Se dovessi fissare nella mente una parola che meglio sintetizzi l’angoscia di questi giorni di guerra in medio oriente, non ho dubbi nel pensare al “ricatto”, uno dei più vili assassini, d’una scellerataggine più profonda dell’omicidio scriveva Honoré de Balzac. Il ricatto poi è l’esatto opposto della diplomazia, per quel “tertium non datur ” che alla fine nega anche la minima speranza di dialogo creando un’insormontabile muraglia tra le parti coinvolte.
Nel terrore di questa settimana bellica in medio oriente il ricattatore è Hamas: l’organizzazione terroristica (tale per tutte le nazioni unite) si trova nella non-condizione di poter porre sul tavolo argomenti tali da poter sedare la rabbia di Israele, checché ne dicano i tanti attivisti pro palestine che riempiono le piazze manifestando a favore degli “oppressi” palestinesi, dimenticando però (colpevolmente o per ignoranza) quanto i diritti civili e sociali siano paradossalmente calpestati proprio nei territori di Gaza.

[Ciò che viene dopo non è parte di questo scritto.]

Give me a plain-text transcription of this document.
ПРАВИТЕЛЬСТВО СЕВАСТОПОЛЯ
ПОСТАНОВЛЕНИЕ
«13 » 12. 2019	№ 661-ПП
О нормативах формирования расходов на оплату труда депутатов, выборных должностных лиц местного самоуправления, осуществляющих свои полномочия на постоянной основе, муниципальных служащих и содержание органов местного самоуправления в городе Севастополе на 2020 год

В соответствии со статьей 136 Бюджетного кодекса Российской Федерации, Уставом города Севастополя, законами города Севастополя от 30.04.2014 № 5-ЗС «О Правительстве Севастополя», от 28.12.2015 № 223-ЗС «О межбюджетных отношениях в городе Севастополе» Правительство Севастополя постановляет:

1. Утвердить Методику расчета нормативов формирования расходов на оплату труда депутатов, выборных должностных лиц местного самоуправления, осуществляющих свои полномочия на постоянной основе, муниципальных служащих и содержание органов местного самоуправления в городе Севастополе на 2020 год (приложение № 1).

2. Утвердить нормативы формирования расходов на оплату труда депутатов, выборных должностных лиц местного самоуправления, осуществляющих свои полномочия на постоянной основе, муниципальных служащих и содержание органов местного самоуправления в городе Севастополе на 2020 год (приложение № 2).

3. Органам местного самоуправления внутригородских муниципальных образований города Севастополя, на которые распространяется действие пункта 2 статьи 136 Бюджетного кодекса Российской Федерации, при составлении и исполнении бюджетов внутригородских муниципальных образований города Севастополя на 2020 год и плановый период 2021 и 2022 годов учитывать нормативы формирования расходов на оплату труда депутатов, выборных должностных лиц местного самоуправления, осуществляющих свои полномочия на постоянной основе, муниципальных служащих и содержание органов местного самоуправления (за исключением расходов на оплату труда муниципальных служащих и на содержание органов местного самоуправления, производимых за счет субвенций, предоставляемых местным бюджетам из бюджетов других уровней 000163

E mi chiedo se non è questo un cortocircuito e un controsenso logico.
Il ricatto di Hamas sta nell’aver deliberatamente costretto Israele verso un crinale di escalation e di reazione altrettanto violenta. Sì perchè esiste una gerarchia anche nell’orrore e non tutti i crimini sono uguali, come ha recentemente scritto lo scrittore David Grossman, intellettuale per niente timido e ossequioso della destra di Netanyahu.
…Ci sono livelli di gravità del male che il buon senso e l’umanità sanno riconoscere. E quando vedi il campo dove è avvenuto il massacro al rave party, quando vedi i terroristi di Hamas precipitarsi in moto sui ragazzi, alcuni dei quali stanno ancora ballando senza rendersi conto di cosa succeda; quando li vedi accerchiati, inseguiti come prede e poi uccisi tra grida di giubilo. Non so se chiamarli “belve”, ma di certo non hanno sembianze umane.
Il ricatto di Hamas si è materializzato nel salto di qualità negativa per cui la lotta armata politica si è trasformata in un vero e proprio atto di terrorismo disumanizzante: il massacro dei giovani, le decapitazioni nei Kibbutz di donne e bambini, le uccisioni indiscriminate di cittadini inermi colpevoli di essere “ebrei” e soprattutto il rapimento di ostaggi (parliamo di decine di persone innocenti provenienti anche da altre nazioni) sono tutti elementi che per nulla rientrano nella ragione politica “palestinese” mentre al contrario dimostrano al grado mille la matrice nazi-fondamentalista di Hamas e la sua inaccettabile volontà genocida antisemita.
Questo è un punto di non ritorno che configura Hamas come nemico globale e non solo di Israele ma di certo nemico dell’intera regione con la differenza – non marginale – che i palestinesi votano per Hamas e persino la Cisgiordania vorrebbe dargli le chiavi del governo anche lì. E sarebbe un disastro per tutto il Medio Oriente. A chi interessa Hamas sempre più forte?
Una risposta ce la danno i leader iraniani e sauditi che preferiscono interloquire con il capo dei terroristi Ismail Haniyeh piuttosto che trovare un canale diretto o magari indiretto (per interposti attori come Usa, Cina, Russia o Egitto) con il capo del governo israeliano Netanyahu, un leader inadeguato dalla fine politica segnata dopo questa crisi ma ad oggi al potere per la difesa del suo popolo.
Cosa fare? Di certo la diplomazia internazionale, come giusto che sia, deve lavorare a tutto campo per arrivare passo dopo passo ad un’abbassamento dei toni che scongiuri l’allargamento dei fronti, preveda corridoi umanitari e il rilascio degli ostaggi. Ma il primo a mettersi di traverso è Hamas. Direi di più: il primo nemico di Gaza è proprio Hamas, la pietra d’inciampo di questa guerra.
La comunità internazionale deve pressare Hamas al rilascio dei prigionieri senza dettare condizioni e permettere ai civili di accedere agli aiuti. Ma se il ricatto rimane in essere non si può quindi insinuare – pur passando per una porta strettissima – quel filo debole che porti anzitutto ad un cessate il fuoco capace di attenuare la rabbia legittima di Israele che, ricordiamo, si è vista vittima di rastrellamenti nazisti dentro i suoi stessi confini. Per Israele vivere atti persecutori simili alla shoà dentro casa è qualcosa di indicibile e, credo, indifendibile.
In questa questa storia Hamas è il problema e non la soluzione per la questione palestinese: prima lo si de-nazifica meglio è per il mondo.